Technically, there is no Trump administration law stating that illegal border crossers must be separated from their children. But it is because of the “zero tolerance” policy — instituted by Attorney General Jeff Sessions of the Trump administration — that immigrants are being taken into federal criminal custody, and it is because of the Trump administration that their children are then considered unaccompanied minors and are taken away to detention camps. In a matter of days, the Trump administration has delivered chaotically inconsistent messaging and misinformation about the root cause of the uptick in detained children.
During a press conference on Monday, June 18, Nielsen made a broad case for why the administration needed to be tougher in enforcing immigration laws. During the press conference, she said only Congress making broad changes to those laws would result in a change to the way the administration carries out its enforcement.

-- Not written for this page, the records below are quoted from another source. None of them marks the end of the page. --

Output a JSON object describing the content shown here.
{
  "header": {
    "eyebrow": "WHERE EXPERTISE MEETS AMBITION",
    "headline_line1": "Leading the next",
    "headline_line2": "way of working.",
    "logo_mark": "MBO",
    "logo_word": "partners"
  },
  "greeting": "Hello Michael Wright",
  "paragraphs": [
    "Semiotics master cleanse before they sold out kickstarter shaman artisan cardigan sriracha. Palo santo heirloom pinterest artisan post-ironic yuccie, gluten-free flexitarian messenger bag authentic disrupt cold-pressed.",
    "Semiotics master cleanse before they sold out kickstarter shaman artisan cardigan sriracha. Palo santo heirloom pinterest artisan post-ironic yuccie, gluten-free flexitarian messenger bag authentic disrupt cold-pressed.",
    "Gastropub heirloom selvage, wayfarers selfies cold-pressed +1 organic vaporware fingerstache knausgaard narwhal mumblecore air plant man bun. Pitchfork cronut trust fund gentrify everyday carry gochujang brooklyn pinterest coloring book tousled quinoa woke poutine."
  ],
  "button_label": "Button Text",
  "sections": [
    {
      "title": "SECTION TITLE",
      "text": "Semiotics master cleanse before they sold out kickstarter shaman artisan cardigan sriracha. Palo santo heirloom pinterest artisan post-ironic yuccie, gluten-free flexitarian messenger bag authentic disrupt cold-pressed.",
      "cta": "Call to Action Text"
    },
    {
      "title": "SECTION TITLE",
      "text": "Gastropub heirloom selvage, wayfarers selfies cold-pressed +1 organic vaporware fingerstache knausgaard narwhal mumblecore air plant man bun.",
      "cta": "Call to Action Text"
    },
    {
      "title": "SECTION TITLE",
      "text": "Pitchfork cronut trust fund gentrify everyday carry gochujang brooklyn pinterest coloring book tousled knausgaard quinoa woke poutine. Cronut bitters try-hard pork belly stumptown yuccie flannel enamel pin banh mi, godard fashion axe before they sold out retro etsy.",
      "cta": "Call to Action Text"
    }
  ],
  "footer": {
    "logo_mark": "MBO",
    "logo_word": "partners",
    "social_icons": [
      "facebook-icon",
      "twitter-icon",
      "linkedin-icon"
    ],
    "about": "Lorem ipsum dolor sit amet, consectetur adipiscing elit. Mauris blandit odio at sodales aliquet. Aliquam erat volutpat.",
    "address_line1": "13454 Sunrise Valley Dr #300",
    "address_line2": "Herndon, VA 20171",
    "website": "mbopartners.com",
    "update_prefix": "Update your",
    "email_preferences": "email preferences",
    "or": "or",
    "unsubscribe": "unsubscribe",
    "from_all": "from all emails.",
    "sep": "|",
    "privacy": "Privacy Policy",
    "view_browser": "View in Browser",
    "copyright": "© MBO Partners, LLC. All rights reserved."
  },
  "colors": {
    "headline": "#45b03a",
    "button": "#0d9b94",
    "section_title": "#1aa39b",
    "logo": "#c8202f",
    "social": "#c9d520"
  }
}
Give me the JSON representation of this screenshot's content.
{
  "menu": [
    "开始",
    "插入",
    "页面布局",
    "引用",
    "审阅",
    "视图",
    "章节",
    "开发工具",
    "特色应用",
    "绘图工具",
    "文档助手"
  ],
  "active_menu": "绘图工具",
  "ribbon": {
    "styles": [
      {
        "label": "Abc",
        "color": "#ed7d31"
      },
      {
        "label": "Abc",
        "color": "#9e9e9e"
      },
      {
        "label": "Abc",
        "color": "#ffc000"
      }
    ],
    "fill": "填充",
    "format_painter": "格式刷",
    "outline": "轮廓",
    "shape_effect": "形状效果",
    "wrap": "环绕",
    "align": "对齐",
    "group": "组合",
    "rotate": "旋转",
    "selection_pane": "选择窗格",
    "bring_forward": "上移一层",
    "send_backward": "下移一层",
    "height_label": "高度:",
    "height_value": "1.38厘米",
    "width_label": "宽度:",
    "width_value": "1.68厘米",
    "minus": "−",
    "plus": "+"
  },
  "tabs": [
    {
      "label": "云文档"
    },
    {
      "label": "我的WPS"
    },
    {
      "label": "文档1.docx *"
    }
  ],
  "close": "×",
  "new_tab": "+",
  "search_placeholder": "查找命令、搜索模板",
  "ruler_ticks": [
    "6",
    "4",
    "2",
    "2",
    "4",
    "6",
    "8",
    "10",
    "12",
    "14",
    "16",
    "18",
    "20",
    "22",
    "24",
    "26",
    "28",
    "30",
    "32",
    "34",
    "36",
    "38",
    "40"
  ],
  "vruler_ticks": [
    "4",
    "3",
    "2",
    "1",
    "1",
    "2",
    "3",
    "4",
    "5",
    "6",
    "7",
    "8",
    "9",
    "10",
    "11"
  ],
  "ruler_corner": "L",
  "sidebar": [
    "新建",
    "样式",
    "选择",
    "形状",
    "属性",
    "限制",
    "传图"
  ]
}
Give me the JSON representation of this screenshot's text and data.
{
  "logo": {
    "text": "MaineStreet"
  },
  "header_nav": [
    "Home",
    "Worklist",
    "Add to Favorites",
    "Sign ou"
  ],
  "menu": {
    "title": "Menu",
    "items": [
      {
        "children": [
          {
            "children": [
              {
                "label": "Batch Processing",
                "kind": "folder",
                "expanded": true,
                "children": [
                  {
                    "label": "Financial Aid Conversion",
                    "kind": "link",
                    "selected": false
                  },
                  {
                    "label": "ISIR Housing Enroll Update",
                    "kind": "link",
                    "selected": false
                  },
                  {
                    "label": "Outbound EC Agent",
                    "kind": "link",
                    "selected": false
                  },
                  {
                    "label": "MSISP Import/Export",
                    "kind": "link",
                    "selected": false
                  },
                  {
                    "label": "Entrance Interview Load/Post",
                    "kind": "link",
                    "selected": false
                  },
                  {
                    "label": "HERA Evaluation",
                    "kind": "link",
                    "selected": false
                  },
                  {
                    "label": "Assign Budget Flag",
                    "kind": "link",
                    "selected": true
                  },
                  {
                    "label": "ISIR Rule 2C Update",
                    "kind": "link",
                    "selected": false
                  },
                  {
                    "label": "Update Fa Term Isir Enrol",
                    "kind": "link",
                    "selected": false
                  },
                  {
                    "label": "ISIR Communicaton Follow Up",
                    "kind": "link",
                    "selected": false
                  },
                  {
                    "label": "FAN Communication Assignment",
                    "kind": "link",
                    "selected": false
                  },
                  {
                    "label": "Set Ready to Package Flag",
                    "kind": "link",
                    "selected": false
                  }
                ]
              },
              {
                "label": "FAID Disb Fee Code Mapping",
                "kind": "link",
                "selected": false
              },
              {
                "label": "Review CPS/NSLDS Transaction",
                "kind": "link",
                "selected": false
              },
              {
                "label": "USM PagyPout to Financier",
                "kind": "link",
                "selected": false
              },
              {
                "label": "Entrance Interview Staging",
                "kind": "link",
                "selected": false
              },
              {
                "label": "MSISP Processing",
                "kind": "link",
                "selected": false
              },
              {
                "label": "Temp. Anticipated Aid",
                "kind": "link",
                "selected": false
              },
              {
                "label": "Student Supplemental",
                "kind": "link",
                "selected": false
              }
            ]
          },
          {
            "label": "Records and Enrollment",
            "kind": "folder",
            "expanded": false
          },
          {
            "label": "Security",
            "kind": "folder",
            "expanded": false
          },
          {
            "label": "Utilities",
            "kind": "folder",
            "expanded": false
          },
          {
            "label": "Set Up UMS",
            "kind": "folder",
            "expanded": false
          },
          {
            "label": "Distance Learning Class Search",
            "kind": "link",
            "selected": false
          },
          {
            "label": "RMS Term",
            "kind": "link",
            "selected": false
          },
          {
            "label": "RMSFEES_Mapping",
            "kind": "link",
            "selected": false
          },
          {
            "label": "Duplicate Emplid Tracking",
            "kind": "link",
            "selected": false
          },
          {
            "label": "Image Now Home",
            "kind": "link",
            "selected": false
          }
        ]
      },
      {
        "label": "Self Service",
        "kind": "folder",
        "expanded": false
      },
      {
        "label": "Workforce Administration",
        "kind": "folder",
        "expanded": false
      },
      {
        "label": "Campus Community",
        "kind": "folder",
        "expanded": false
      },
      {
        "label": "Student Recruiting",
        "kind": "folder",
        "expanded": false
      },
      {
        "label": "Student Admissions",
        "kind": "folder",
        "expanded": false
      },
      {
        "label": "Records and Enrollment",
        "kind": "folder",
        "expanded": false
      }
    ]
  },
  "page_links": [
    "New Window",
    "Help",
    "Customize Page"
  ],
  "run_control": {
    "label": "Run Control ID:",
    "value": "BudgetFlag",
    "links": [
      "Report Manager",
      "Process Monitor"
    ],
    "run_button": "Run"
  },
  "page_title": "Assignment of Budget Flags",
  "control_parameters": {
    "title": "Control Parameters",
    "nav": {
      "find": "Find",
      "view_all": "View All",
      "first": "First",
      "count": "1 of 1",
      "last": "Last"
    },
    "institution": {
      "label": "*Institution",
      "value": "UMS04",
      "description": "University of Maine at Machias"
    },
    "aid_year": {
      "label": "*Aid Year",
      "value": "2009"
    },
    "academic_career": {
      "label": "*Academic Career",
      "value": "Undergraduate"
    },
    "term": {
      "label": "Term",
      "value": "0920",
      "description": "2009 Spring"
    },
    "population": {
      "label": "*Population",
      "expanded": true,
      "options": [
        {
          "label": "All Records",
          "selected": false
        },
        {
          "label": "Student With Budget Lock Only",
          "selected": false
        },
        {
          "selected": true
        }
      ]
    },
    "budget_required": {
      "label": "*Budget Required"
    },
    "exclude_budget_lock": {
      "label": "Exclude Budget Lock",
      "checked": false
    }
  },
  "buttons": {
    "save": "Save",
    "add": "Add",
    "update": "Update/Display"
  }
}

In other words, without comprehensive immigration reform — which Congress has not been able to achieve across multiple administrations — the Trump administration's zero tolerance policy would persist. (Meanwhile, Nielsen's argument that only Congress could change the administration's enforcement was disproven by Trump's own action in signing the executive order on Wednesday.)
"It is also the policy of this Administration to maintain family unity, including by detaining alien families together where appropriate and consistent with law and available resources," the executive order reads. "It is unfortunate that Congress’s failure to act and court orders have put the Administration in the position of separating alien families to effectively enforce the law."
With the executive order, it's also unclear exactly when it will go into effect, and how. Early reports did not have any details about how the thousands of families who have already been separated would be reunited.
Whew. What a year this week has been. It's only Wednesday, my dudes.